Más de uno de cada cinco hispanos y afroamericanos adultos con hijos dijo en julio que con frecuencia no tenían para comer, de acuerdo con un informe de septiembre encargado por el Food Research & Action Center. Eso es el doble de la tasa de blancos y asiáticos. También comprobó que las mujeres, los hogares con niños y las minorías en general corren más peligro de pasar hambre.

Abigail Leocadio, de 34 años y quien fue traída a Estados Unidos desde México por su familia cuando tenía siete años, trabaja como flebotomista en un laboratorio local. Su esposo, cocinero de restaurantes, estuvo sin trabajo por meses durante el brote.

El sueldo de Leocadio —apenas por encima del salario mínimo estatal, que es de 11 dólares la hora— no alcanzaba. Pagan 500 dólares al mes por el alquiler del tráiler de dos dormitorios donde viven y unos 450 dólares por electricidad e internet para que sus cuatro hijos, de 9 a 15 años, puedan estudiar a la distancia.

“Cuesta darles de comer a los cuatro chicos todos los días”, dijo Leocadio frente a su casa, tras recibir ayuda de la Sociedad de San Vicente de Paul en Phoenix, Arizona. La familia recibió dos cajas donadas que incluían latas de tomate, frijoles secos, arroz, cereal para el desayuno y algo que sus hijos adoran: galletitas Oreo.

La comida es la mitad de lo que la familia consume en cuatro semanas, pero les representa un ahorro de unos 250 dólares mensuales.
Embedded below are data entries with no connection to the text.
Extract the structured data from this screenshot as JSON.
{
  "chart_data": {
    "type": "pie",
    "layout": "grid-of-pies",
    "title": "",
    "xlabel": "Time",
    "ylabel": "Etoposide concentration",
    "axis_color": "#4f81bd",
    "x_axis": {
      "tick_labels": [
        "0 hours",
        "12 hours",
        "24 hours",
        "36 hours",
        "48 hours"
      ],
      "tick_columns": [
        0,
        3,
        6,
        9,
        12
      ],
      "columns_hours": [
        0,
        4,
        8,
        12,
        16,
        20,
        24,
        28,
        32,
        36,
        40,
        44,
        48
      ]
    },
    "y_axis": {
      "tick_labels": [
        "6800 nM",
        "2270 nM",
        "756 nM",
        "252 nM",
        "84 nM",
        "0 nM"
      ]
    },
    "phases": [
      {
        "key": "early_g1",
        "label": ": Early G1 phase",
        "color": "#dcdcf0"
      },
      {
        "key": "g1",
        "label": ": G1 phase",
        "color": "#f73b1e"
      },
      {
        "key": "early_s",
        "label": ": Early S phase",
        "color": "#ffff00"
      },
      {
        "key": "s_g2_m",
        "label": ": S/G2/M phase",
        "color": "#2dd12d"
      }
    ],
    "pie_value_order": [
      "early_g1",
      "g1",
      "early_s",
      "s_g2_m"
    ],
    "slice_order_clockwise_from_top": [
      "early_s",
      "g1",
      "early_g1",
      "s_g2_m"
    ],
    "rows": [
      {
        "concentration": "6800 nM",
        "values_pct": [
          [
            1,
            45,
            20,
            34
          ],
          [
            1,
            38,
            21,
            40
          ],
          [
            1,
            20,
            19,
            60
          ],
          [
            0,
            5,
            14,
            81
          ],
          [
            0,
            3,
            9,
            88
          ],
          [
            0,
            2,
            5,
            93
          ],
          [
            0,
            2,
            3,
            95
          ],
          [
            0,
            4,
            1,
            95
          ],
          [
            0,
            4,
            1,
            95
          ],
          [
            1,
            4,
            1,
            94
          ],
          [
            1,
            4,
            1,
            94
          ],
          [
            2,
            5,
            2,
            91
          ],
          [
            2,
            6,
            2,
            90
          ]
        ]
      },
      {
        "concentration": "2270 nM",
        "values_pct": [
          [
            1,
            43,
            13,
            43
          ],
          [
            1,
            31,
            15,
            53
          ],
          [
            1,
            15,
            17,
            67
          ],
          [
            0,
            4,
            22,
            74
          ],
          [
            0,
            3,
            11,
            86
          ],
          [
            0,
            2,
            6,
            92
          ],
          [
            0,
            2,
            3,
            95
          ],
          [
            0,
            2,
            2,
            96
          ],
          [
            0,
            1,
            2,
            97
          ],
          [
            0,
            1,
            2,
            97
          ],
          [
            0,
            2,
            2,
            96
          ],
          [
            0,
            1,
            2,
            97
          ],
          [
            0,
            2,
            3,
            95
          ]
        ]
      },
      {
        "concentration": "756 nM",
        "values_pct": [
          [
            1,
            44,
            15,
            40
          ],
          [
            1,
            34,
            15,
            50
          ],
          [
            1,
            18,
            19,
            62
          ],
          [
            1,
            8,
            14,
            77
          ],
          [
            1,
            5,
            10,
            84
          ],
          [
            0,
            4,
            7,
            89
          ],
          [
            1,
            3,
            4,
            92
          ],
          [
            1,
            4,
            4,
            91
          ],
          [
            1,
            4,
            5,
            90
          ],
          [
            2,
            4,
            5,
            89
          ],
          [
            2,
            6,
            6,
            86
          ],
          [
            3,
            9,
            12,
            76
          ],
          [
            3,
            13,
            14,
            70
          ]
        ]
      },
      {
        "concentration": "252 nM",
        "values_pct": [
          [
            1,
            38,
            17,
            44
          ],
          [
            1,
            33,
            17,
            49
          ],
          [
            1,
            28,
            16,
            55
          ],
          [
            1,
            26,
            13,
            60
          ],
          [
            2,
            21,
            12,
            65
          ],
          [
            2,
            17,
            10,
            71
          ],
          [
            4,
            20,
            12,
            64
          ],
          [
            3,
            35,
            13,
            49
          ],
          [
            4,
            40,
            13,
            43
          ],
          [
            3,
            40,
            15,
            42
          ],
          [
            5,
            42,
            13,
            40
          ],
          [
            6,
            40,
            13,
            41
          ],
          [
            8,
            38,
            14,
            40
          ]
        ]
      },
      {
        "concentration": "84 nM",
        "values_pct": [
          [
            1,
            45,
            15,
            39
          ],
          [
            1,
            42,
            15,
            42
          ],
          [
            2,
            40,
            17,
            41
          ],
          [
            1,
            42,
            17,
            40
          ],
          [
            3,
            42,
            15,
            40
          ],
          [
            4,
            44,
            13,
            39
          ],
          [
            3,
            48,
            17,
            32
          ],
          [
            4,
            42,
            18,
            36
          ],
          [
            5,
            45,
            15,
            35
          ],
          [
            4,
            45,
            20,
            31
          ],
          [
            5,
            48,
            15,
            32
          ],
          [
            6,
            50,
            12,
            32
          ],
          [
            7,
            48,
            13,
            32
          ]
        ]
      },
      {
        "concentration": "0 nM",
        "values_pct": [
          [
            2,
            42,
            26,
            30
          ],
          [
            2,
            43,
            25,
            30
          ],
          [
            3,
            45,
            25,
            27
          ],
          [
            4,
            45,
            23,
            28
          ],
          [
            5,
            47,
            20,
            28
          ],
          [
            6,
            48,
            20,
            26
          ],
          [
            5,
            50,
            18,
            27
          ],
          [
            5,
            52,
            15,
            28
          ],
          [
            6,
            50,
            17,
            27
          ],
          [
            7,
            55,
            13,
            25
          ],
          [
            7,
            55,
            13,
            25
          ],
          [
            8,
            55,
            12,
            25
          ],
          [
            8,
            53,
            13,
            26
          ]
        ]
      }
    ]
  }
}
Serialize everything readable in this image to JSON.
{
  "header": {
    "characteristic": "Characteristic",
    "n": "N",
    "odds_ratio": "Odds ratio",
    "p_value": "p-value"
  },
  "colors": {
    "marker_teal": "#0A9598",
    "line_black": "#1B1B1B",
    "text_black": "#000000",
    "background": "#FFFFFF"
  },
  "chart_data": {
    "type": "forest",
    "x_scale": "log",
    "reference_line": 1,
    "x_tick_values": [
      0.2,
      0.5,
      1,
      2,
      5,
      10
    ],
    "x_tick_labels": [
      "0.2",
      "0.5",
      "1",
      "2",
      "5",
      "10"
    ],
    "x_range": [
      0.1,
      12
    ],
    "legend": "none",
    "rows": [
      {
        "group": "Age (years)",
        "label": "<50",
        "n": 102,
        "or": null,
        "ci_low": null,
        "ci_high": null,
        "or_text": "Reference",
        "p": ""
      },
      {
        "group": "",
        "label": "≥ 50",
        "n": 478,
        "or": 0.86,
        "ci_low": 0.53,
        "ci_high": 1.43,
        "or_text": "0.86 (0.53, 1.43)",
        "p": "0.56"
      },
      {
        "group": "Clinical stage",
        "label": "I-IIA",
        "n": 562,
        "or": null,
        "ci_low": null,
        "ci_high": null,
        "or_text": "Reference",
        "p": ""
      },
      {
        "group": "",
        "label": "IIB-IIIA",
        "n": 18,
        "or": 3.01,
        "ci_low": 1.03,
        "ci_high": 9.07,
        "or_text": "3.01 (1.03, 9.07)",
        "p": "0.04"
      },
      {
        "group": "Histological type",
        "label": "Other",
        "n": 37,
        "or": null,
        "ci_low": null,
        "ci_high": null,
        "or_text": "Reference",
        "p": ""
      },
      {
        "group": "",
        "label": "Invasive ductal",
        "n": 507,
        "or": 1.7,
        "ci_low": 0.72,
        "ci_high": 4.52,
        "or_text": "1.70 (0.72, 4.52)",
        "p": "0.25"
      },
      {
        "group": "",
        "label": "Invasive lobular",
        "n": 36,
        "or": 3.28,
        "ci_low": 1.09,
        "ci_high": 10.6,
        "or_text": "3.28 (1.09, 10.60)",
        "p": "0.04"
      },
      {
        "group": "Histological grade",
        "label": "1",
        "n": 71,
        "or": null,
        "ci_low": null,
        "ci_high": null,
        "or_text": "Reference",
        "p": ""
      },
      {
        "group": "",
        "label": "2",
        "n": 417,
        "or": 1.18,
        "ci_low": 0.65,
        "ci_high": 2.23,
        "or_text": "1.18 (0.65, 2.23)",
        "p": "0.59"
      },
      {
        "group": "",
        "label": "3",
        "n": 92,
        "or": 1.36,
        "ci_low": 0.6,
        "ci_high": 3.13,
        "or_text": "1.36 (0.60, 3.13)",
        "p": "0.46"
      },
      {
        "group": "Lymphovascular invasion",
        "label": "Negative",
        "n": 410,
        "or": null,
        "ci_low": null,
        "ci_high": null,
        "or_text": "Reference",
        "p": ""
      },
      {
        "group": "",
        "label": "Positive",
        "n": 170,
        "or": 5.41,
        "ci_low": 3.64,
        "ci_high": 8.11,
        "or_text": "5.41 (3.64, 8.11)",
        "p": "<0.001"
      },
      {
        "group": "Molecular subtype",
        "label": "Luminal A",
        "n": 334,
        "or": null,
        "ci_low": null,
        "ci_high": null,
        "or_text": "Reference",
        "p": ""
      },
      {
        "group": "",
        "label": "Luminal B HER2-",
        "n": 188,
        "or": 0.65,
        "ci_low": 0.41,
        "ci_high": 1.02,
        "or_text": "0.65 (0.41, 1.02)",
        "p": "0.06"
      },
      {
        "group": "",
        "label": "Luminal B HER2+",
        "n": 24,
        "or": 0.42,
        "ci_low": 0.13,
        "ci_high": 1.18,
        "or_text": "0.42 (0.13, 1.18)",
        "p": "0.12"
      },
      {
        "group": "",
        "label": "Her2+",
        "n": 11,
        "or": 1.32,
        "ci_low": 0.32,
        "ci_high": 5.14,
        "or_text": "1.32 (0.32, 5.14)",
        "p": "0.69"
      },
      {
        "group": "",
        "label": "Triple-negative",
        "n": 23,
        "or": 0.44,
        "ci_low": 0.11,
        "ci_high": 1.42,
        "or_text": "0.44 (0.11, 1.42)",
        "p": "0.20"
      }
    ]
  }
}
Si bien los comedores populares han resultado vitales durante la pandemia, no son la única forma de combatir el hambre. Por cada plato de un comedor popular, un programa del gobierno llamado Supplemental Nutrition Assistance Program, que ofrece cupones alimenticios, reparte nueve.

Activistas pidieron al Congreso que aumentase un 15 por ciento esos beneficios. Una medida parecida dio muy buenos resultados durante la última recesión. Un proyecto de ley aprobado en la Cámara baja contempla ese incremento, pero la iniciativa está estancada en el Congreso.

Aaron Crawford dice que los 550 dólares en cupones alimenticios que recibe la familia fueron importantísimos y la ayudaron a sobrellevar los problemas médicos que tienen. Tanto él como su esposa Sheyla tuvieron casos leves de COVID-19; ella se tuvo que someter a una histerectomía.

La familia cuenta asimismo con los Family Resource Centers and Food Shelf, parte de 360 Communities, una agrupación sin fines de lucro a 15 minutos de su departamento en Apple Valley, Minnesota.

Cuando necesitan, reciben mensualmente cajas con vegetales, productos lácteos, carne y otros productos básicos. Si se quedan cortos, pueden solicitar un nuevo envío que los ayuda a llegar a fin de mes.

Al principio a Crawford le daba vergüenza ir a pedir comida. Temía encontrarse con algún conocido. Ahora lo ve de otra manera.

“No me siento una persona mala o un esposo o padre terrible”, manifestó. “Por el contrario, estoy haciendo algo para que mi esposa e hijos tengan qué comer”.